Imagine:
A parent is trying to decide whether to send her child to the preschool at the end of her street, or the one in a nearby neighbourhood. She’s heard the faraway preschool is better, but it also has higher fees, and she’s not quite sure what “better” means.
An NGO is planning a large-scale feeding scheme. It knows government enrolment data for schools can be wildly inaccurate and wants to be sure it is budgeting enough to feed all children.
A corporate wants to use its CSI budget to upgrade school buildings in the community where most of its employees live, but it doesn’t know which schools are most in need.
In each of these situations, the Karnataka Learning Partnership (KLP), an open online platform that tracks the state of education in Karnataka, India, is a game-changing resource.
It’s premised on the idea that if we pull together “everything we know” about education in one place, and make all that information publicly available, we’ll be more equipped to make factual assessments, galvanise community action, and ultimately improve school quality and learning outcomes.

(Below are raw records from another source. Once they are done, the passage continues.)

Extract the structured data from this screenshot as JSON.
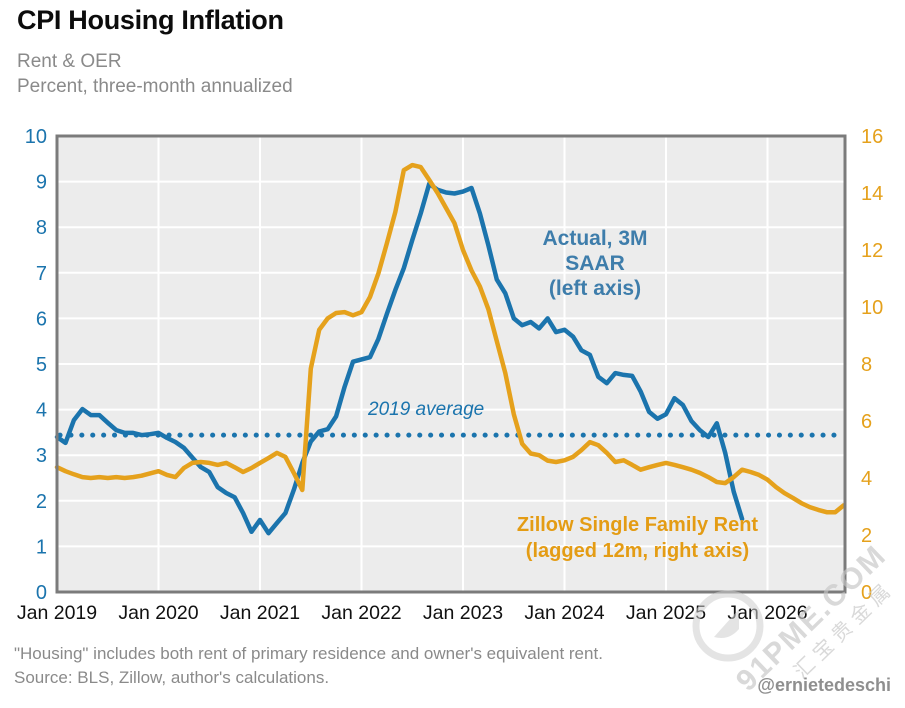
{
  "header": {
    "title": "CPI Housing Inflation",
    "subtitle1": "Rent & OER",
    "subtitle2": "Percent, three-month annualized"
  },
  "footer": {
    "note1": "\"Housing\" includes both rent of primary residence and owner's equivalent rent.",
    "note2": "Source: BLS, Zillow, author's calculations.",
    "handle": "@ernietedeschi"
  },
  "watermark": {
    "line1": "91PME.COM",
    "line2": "汇宝贵金属"
  },
  "chart_data": {
    "type": "line",
    "title": "CPI Housing Inflation",
    "subtitle": "Rent & OER — Percent, three-month annualized",
    "plot_bg": "#ececec",
    "grid": true,
    "x_ticks": [
      "Jan 2019",
      "Jan 2020",
      "Jan 2021",
      "Jan 2022",
      "Jan 2023",
      "Jan 2024",
      "Jan 2025",
      "Jan 2026"
    ],
    "left_axis": {
      "min": 0,
      "max": 10,
      "ticks": [
        0,
        1,
        2,
        3,
        4,
        5,
        6,
        7,
        8,
        9,
        10
      ],
      "label_color": "#1b74ad"
    },
    "right_axis": {
      "min": 0,
      "max": 16,
      "ticks": [
        0,
        2,
        4,
        6,
        8,
        10,
        12,
        14,
        16
      ],
      "label_color": "#e5a11c"
    },
    "x_tick_color": "#111111",
    "reference_line": {
      "label": "2019 average",
      "value": 3.44,
      "axis": "left",
      "color": "#1b74ad",
      "style": "dotted"
    },
    "series": [
      {
        "name": "Actual, 3M SAAR (left axis)",
        "axis": "left",
        "color": "#1b74ad",
        "start": "Jan 2019",
        "frequency": "monthly",
        "values": [
          3.4,
          3.27,
          3.77,
          4.01,
          3.88,
          3.88,
          3.71,
          3.55,
          3.49,
          3.49,
          3.44,
          3.46,
          3.49,
          3.38,
          3.29,
          3.16,
          2.95,
          2.74,
          2.63,
          2.3,
          2.17,
          2.08,
          1.73,
          1.32,
          1.58,
          1.29,
          1.51,
          1.73,
          2.24,
          2.83,
          3.3,
          3.52,
          3.57,
          3.85,
          4.5,
          5.05,
          5.1,
          5.15,
          5.55,
          6.1,
          6.62,
          7.1,
          7.72,
          8.3,
          8.95,
          8.82,
          8.76,
          8.74,
          8.78,
          8.86,
          8.3,
          7.6,
          6.85,
          6.55,
          6.0,
          5.85,
          5.92,
          5.78,
          6.0,
          5.7,
          5.75,
          5.6,
          5.3,
          5.2,
          4.72,
          4.58,
          4.8,
          4.76,
          4.74,
          4.4,
          3.95,
          3.8,
          3.9,
          4.25,
          4.1,
          3.75,
          3.55,
          3.4,
          3.7,
          3.05,
          2.2,
          1.6
        ]
      },
      {
        "name": "Zillow Single Family Rent (lagged 12m, right axis)",
        "axis": "right",
        "color": "#e5a11c",
        "start": "Jan 2019",
        "frequency": "monthly",
        "values": [
          4.38,
          4.24,
          4.13,
          4.03,
          4.0,
          4.03,
          4.0,
          4.03,
          4.0,
          4.03,
          4.08,
          4.16,
          4.24,
          4.11,
          4.03,
          4.35,
          4.53,
          4.56,
          4.53,
          4.46,
          4.53,
          4.38,
          4.21,
          4.35,
          4.53,
          4.7,
          4.88,
          4.74,
          4.18,
          3.58,
          7.84,
          9.2,
          9.6,
          9.79,
          9.82,
          9.71,
          9.82,
          10.35,
          11.18,
          12.24,
          13.33,
          14.8,
          14.98,
          14.91,
          14.46,
          14.0,
          13.47,
          12.94,
          12.0,
          11.28,
          10.72,
          9.92,
          8.8,
          7.68,
          6.24,
          5.2,
          4.86,
          4.8,
          4.61,
          4.56,
          4.62,
          4.74,
          4.98,
          5.26,
          5.15,
          4.88,
          4.56,
          4.62,
          4.46,
          4.29,
          4.38,
          4.46,
          4.53,
          4.46,
          4.38,
          4.29,
          4.18,
          4.03,
          3.86,
          3.82,
          4.03,
          4.29,
          4.21,
          4.11,
          3.94,
          3.68,
          3.47,
          3.3,
          3.12,
          2.98,
          2.88,
          2.8,
          2.8,
          3.04
        ]
      }
    ],
    "annotations": {
      "actual_lines": [
        "Actual, 3M",
        "SAAR",
        "(left axis)"
      ],
      "zillow_lines": [
        "Zillow Single Family Rent",
        "(lagged 12m, right axis)"
      ]
    }
  }
}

The KLP was established in 2006 by the Akshara Foundation, an education non-profit based in the state of Karnataka, India. Initially, it was an exercise to tie all of Akshara’s programmes together and share its data openly with stakeholders. The KLP team however soon realised that to truly make a difference, it should open the platform for anyone to contribute, and build partnerships to ensure data is credible, helpful and widely used.
The entire platform is open-source – the database code can even be downloaded on the KLP website – so that other Indian states or countries can build on or replicate it.
Its online database has mapped every public primary and pre-primary school in Karnataka – that’s 46 000 primary schools and 64 000 preschools. It tracks a variety of data, including:
- basic info (address and landmarks, language of instruction);
- demographics (including both government and independently-verified enrolment data);
- infrastructure (including whether schools have drinking water, electricity, toilets, libraries and computer labs, whether they offer mid-day meals, and whether they are accessible to children with disabilities);
- finances and budgets;
- programmes run, and outcomes at an aggregate level (individual learner performance is not made public).
The data above is from an English intervention that 28 learners attended in 2010-11. Between the pre-test (bottom) and post-test (top), the average score improved by 23 percentage points, from 58% (below city and area averages) to 81% (above city and area averages). Girls – previously 10 percentage points behind boys – came out 9 percentage points ahead.
It’s also possible to compare two schools:
Anyone can contribute information – NGOs, parents, government – and data is collected in a number of ways.
Akshara’s field staff, who support library and maths programmes in more than 10 000 schools across Karnataka, collect observations each time they visit a school: Is the principal present? Are all teachers present and teaching? Does each classroom have a blackboard?
Information is collected as Yes/No binaries, without quality gradients (“Good”, “Moderate”, “Poor”). The KLP has found that such gradients are not used consistently and don’t work at scale.
Data on Akshara’s programme outcomes is also uploaded, and a few other NGOs share their data, including Akshaya Patra, which provides mid-day meals to 1.4 million children in India each day – so nutrition and health can be cross-referenced with education. (The KLP would love to get more NGOs involved, but despite interest and goodwill, most NGOs’ data collection is still not very strong.)
A new feature called “Share Your Story” allows anyone to enter a set of school observations – via interactive voice response system (IRVS), the website or community surveys. To date, the KLP has collected 157 989 of these stories, the majority from parents. They expect at least 300 000 entries this school year.
I often go on site visits to schools, where I notice things that aren’t working well: a library that’s always locked; blocked toilets; crumbling netball fields. I also see good things: passionate teaching; humming feeding schemes; volunteers helping in classrooms or after school. I’d love a way to report those things as I see them, so my observations become part of a larger body of evidence that can be used to strengthen schools.
Developing and maintaining the platform is no small task: The Akshara Foundation’s fieldworkers do a lot of data collection. KLP has 6 staff who work on programming, and contracts people part-time to enter reams of paper-based data.

But it has the potential to truly pay off. Here’s one example I loved: in India, local politicians – Members of the Legislative Assembly (MLAs) – have small discretionary budgets to spend on their districts, which are often opaquely spent or unused. A few times each year, the KLP team compiles and delivers hard-copy reports to each MLA, highlighting schools with infrastructure shortfalls and suggesting how politicians could spend their budgets.
In South Africa, cutting edge work with data is also taking place. The Data Driven Districts Dashboard initiative (spearheaded by the Michael and Susan Dell Foundation, the New Leaders Foundation and the Department of Basic Education) consolidates information about attendance, grade progression and learning outcomes. It’s now up and running in nearly 25 districts in 3 provinces. For now, the platform is only open to education officials – although long-term, plans for a public version are in the works.
The KLP’s approach is deeply democratic at its core: the team believes that the locus of control in education needs to shift from the supply side to the demand side. Instead of waiting to receive services, and sighing and shrugging their shoulders when things don’t work out, citizens – and public accountability – should drive education provision.
Imagine what that kind of demand for education could do for South Africa.